There are no known photographs of President Lincoln delivering the Gettysburg address. This detail is from one of two confirmed photos of Lincoln that day,, highlighted at center, taken at noon, just before he arrived and three hours before his famous speech. (National Archives photo)

Lincoln’s son, Tad, had a mysterious fever, Mrs. Lincoln had been thrown from her carriage and the president had to plan his speech for the annual year-end message to Congress.

Many thought Lincoln would not attend the ceremony and others thought him incapable of giving a proper speech. The four-car train left Washington around noon and arrived at Gettysburg at sundown, Nov. 18. His speech was not finished.

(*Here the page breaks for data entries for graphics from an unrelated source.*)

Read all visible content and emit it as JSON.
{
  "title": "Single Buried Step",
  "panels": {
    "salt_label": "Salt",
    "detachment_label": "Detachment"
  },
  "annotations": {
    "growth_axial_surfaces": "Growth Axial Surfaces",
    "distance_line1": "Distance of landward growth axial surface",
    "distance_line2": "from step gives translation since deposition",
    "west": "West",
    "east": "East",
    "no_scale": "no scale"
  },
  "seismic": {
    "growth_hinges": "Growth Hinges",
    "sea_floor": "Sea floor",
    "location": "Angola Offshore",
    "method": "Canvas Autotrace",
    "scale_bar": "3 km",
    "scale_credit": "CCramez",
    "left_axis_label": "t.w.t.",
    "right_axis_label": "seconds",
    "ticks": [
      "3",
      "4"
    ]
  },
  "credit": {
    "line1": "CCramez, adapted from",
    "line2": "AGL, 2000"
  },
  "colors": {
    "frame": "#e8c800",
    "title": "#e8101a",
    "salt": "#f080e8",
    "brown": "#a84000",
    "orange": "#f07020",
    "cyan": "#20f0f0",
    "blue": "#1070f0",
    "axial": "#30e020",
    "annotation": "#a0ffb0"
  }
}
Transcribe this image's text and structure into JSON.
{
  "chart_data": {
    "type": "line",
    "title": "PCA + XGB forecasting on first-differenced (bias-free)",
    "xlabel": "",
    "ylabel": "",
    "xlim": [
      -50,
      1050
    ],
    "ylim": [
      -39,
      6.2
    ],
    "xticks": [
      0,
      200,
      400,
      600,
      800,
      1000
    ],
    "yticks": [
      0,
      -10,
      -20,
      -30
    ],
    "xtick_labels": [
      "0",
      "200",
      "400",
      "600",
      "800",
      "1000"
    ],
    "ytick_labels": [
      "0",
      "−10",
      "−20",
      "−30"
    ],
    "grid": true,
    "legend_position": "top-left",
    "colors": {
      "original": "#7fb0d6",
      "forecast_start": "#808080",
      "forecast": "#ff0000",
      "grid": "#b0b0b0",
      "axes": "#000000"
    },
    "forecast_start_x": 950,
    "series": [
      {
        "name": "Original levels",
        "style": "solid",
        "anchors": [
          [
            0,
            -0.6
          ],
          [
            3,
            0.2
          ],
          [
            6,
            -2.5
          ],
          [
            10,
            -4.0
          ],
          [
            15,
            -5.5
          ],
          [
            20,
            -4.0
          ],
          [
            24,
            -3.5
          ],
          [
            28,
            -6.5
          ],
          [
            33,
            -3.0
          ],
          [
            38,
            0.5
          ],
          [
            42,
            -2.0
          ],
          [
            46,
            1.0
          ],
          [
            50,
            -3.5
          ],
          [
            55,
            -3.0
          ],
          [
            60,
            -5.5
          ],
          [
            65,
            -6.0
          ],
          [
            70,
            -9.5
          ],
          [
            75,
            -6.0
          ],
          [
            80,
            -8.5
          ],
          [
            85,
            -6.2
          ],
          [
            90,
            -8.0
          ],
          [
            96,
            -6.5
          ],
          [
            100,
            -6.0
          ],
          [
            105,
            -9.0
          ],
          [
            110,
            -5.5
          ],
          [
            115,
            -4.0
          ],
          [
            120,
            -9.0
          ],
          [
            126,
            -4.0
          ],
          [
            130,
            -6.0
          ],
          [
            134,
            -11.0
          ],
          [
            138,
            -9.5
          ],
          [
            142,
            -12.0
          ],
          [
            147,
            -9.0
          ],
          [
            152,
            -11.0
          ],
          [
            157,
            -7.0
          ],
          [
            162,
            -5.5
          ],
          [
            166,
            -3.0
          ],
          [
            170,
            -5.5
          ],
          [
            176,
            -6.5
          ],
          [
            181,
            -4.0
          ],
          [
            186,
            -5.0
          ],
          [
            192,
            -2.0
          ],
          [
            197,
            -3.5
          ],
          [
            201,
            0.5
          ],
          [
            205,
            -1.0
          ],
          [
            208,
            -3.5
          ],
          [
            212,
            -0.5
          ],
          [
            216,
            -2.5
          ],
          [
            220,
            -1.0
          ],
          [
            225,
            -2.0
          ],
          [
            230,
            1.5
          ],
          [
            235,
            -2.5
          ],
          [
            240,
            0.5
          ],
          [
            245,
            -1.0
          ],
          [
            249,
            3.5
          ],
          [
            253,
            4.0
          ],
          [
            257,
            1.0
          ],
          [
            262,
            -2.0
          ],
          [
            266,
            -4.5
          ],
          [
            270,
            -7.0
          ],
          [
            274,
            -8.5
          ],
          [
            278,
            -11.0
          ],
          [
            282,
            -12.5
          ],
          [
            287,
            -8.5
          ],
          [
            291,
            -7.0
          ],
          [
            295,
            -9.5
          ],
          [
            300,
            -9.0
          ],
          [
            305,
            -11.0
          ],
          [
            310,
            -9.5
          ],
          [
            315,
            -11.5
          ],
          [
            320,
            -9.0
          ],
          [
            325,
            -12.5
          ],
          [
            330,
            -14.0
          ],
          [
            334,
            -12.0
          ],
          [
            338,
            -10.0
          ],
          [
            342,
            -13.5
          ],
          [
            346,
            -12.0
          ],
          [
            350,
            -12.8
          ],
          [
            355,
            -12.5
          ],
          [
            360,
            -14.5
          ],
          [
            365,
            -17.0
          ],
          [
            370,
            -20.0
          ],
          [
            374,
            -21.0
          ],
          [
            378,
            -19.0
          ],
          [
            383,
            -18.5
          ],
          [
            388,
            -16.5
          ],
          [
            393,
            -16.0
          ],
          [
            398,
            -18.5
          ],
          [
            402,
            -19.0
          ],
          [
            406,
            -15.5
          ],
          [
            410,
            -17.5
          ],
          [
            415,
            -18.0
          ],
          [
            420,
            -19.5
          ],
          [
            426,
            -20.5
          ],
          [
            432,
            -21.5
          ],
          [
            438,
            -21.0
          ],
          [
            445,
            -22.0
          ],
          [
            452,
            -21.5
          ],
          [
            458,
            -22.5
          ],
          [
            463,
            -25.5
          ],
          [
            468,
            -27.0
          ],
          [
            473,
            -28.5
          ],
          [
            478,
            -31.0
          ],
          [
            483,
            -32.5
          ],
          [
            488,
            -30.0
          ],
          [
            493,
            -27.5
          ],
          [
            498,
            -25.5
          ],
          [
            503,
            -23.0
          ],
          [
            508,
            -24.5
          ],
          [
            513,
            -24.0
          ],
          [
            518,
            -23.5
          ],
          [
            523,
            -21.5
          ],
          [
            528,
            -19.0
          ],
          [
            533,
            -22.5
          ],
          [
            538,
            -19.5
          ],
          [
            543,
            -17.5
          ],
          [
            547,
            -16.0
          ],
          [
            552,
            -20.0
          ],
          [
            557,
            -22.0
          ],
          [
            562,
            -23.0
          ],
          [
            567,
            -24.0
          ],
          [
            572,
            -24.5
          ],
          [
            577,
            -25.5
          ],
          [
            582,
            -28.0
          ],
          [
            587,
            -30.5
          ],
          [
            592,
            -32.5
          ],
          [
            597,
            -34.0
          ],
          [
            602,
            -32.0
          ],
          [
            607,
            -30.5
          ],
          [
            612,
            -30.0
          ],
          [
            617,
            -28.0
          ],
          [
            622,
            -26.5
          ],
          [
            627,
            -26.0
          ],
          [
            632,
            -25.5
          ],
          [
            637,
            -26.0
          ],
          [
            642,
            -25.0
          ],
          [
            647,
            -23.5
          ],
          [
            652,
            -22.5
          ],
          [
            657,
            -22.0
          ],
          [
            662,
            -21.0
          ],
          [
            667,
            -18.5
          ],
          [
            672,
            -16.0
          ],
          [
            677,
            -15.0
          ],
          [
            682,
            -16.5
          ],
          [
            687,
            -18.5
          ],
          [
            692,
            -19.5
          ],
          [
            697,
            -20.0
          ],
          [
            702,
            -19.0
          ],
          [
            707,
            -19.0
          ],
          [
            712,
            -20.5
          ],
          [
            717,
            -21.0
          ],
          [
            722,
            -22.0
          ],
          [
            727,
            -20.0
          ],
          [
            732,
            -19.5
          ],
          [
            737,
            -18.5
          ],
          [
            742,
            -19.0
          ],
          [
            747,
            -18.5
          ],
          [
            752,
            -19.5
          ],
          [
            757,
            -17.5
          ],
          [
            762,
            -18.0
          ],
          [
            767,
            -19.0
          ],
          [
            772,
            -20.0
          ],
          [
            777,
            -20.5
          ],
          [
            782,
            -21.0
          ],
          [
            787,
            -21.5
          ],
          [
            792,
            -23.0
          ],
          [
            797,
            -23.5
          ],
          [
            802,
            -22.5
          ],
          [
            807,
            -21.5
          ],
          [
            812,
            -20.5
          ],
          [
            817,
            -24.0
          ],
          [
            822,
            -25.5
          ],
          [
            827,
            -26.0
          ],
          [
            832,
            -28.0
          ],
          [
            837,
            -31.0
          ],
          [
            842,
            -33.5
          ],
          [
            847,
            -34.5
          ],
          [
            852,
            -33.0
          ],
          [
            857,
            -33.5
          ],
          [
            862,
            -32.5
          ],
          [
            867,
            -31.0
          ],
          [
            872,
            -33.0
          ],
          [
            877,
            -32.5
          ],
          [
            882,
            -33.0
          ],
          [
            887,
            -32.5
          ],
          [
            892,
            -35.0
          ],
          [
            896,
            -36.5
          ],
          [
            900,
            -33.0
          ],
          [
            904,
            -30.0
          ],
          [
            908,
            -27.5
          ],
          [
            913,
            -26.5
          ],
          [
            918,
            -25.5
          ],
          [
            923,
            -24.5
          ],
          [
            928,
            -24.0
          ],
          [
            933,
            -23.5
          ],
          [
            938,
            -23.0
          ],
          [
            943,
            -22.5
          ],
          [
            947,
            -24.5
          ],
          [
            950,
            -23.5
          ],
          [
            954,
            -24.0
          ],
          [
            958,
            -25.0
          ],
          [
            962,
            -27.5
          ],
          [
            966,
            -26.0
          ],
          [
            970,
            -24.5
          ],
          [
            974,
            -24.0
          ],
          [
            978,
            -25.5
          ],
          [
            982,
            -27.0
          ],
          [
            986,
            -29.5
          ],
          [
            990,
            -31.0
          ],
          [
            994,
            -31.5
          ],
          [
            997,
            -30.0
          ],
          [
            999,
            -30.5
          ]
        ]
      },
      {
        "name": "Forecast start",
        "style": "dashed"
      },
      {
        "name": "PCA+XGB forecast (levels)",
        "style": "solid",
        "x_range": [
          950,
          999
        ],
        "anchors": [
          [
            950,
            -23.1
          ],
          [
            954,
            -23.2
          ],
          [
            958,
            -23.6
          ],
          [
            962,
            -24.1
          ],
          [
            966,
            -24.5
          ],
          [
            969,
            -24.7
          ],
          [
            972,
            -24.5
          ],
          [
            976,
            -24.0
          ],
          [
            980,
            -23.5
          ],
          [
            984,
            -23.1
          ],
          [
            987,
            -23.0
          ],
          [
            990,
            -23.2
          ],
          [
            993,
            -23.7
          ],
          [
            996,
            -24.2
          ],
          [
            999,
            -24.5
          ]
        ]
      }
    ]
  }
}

Lincoln and Seward would tour the battlefield the next morning. A bugle call from Cemetery Hill woke Gettysburg on the morning of Nov. 19, 1863. At 10 a.m., the procession began to form. At first Lincoln displayed good posture upon a horse that was too small. As he rode, he began to slouch and seemed deep in thought.

Along the parade route, children sold cookies, lemonade, minie balls and cannonballs. A crowd of 15,000 would surround the newly-built platform (12’x20’) to hear mainly Everett.

Earlier that day, a 15 year-old boy, George Gitt, had walked from Hanover and crawled underneath the platform to see Lincoln through the floor cracks. Everett spoke first and gave a classical speech that may have lasted about 2 hours and 8 minutes. He spoke 13,000 words.

Abraham Lincoln would utter 10 sentences and 272 words. He had been asked to render “a few appropriate remarks.” Gitt looked directly at LIncoln’s face as he gave his two-minute speech. The crowd’s applause was sparse and Lincoln told his friend Ward Lamon “…that speech won’t scour. It is a flat failure…” Lincoln would write five copies of the address.

Prior to the battle, a wooden sign hung in the community cemetery. It warned that anyone firing a gun in the cemetery would be fined five dollars. A Union engineer collected 37,000 guns after the battle!

Battle of Gettysburg

Date: July 1-3, 1863
Result: Union victory
Union (Army of Potomac) casualties
• 3,155 killed
• 14,529 wounded
• 5,365 missing and
captured.
Total: 23,049.
Confederate (Army of Virginia) casualties
• 3,903 killed
• 18,735 wounded
• 5,425 missing and
captured
Total: 28,063.

Bob Leith is a retired history professor from Ohio University Southern and the University of Rio Grande.